Just did the upgrade and as you guess, this was not a piece of cake 🙃
Our of 1358 ports to build, security/py-cryptography, lang/ruby24 and dns/bind910 where broken, skipping 466 ports.
Hopefully patches are available in Bugzilla and apply cleanly.
After patching these ports, lang/rust was the only one left broken, and it also has working patches in Bugzilla.
Would adding a "I tested it and it works" to the bugs help make them be committed earlier? Thanks!
@smortex That would surely help for PRs where it is not already clear that these patches are OK.
Were you able to patch your tree sufficiently to get all packages built? If not, what was missing?
@brnrd Everything was available in Bugzilla, no more work needed.
I used: 226906, 226903 (actually, I used the merge request patch from GitHub that is linked into the comments, not the patch of the issue: I use an old version and only when viewing that this diff was supposed to be usable with older version did I tried to use it), 226852 and 226955.
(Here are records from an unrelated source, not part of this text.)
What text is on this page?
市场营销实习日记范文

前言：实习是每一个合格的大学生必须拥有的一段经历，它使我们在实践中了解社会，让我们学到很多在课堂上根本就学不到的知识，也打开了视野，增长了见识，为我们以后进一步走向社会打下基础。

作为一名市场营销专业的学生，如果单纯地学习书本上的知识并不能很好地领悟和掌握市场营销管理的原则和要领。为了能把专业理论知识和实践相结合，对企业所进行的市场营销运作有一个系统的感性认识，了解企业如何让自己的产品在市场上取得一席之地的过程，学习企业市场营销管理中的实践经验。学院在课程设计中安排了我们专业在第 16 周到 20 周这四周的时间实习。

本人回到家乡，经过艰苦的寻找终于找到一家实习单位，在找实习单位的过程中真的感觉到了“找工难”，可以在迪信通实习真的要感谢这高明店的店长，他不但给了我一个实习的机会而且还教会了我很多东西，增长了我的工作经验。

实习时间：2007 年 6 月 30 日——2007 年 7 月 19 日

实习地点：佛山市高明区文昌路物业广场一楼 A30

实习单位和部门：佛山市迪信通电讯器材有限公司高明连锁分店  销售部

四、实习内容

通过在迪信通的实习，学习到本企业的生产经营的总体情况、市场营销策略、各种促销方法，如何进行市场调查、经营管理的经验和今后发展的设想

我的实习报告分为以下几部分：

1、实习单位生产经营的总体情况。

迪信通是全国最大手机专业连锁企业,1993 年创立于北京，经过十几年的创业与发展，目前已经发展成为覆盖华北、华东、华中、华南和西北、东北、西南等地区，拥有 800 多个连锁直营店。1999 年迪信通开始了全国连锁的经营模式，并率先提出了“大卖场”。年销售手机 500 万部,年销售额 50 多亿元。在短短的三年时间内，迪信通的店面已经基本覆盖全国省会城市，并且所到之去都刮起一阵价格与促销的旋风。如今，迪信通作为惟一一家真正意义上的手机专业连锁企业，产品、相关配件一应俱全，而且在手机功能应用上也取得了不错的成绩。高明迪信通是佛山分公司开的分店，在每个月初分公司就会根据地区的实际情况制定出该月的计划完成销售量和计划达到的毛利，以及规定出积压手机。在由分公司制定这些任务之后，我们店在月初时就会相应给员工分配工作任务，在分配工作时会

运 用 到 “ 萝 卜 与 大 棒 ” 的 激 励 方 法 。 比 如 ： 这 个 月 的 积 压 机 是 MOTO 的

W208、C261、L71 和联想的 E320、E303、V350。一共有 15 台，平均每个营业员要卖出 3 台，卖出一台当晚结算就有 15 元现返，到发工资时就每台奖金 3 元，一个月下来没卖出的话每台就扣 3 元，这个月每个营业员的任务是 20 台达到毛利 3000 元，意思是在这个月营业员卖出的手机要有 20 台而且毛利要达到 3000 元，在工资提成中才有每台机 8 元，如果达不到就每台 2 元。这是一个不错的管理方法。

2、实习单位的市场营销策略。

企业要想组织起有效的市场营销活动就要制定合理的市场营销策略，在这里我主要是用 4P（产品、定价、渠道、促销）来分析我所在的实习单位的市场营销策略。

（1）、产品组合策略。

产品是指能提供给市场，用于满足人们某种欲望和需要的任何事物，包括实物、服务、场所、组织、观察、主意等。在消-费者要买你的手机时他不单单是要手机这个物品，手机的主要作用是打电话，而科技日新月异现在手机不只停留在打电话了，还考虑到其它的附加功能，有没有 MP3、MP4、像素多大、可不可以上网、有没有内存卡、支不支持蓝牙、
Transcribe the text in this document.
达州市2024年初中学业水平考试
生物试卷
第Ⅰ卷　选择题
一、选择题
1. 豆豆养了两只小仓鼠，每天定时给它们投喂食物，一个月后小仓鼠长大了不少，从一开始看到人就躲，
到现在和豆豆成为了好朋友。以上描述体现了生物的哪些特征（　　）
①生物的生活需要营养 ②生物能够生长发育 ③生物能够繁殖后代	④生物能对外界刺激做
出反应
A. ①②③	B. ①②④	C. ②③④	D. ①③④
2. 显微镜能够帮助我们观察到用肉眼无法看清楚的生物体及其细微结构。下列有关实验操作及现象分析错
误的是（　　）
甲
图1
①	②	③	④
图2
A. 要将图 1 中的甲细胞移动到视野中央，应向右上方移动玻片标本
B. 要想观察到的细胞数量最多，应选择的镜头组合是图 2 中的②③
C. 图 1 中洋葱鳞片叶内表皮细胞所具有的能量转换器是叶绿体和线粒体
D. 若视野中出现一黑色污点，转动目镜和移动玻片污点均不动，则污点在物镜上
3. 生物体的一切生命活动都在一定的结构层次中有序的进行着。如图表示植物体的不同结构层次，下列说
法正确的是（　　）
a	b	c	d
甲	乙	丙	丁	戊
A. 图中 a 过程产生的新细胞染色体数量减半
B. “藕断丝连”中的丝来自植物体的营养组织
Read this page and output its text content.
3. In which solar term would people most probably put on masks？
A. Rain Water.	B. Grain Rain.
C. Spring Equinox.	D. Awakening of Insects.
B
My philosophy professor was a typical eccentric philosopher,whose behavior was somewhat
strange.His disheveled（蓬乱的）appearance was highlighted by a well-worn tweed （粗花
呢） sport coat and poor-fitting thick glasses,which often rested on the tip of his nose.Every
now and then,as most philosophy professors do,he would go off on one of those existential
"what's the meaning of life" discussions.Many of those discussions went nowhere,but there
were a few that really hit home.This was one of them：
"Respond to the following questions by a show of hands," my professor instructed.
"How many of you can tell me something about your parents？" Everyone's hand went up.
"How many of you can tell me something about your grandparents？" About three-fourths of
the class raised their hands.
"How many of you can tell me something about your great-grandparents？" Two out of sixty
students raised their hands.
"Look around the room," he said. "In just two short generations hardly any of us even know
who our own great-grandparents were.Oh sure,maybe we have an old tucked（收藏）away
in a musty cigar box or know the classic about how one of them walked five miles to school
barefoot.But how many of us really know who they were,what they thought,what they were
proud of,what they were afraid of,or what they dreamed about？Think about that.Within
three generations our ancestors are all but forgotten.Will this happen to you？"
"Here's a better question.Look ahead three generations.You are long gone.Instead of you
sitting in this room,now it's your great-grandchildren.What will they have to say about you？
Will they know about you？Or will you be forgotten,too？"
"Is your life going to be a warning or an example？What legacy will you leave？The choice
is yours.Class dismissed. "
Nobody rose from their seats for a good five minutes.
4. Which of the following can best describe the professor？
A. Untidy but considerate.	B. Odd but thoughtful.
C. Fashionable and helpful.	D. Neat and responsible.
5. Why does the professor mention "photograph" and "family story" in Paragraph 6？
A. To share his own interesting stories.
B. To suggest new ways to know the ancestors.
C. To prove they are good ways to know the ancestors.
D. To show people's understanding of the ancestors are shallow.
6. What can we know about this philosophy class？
@brnrd Meh, while trying to fix @_bapt_ port security/py-yubikey-manager, I am hacking some python to bring support for #FreeBSD to https://github.com/Yubico/python-fido2 (which I am not used to), but running the library unit tests fails, and I have not yet added code. The 26 failures ends with:
ImportError: /usr/local/lib/python3.6/site-packages/cryptography/hazmat/bindings/_openssl.abi3.so: Undefined symbol "DTLS_method
Does it ring a bell? I see we have py-cryptography-2.1.4 while upstream has 2.2.2…
@brnrd Ah!
No reference to the culpit in the project repo, and I finally found this:
https://github.com/libressl-portable/portable/issues/380
My guess: secutiry/py-cryptography must be told that DTLS 1.2 is *not* supported with libressl.
@brnrd Follow-up: by adding "-DOPENSSL_NO_DTLS" to CFLAGS, I could workaround this problem, but only to fail a bit later on another missing symbol: EVP_PKEY_get1_tls_encodedpoit.
Full backtrace here:
https://gist.github.com/smortex/f57ac36803a27f14dbd2901109e70a56
@smortex Got you covered, about to upload a new patch to bugzilla/phabricator :D
DTLS is not the only thing that fails 😎
@brnrd Good news, I am looking forward to test this!
BTW, my inability to fix Python bindings to a C library makes me think that writing a Python adapter with bindings to the libusbhid C library will not be an easy task 😨 …
@smortex Just updated the patch in the PR, can you give that a try?
@brnrd w00t! It works!
👍
@brnrd We need flavors for thèse dépendent ports!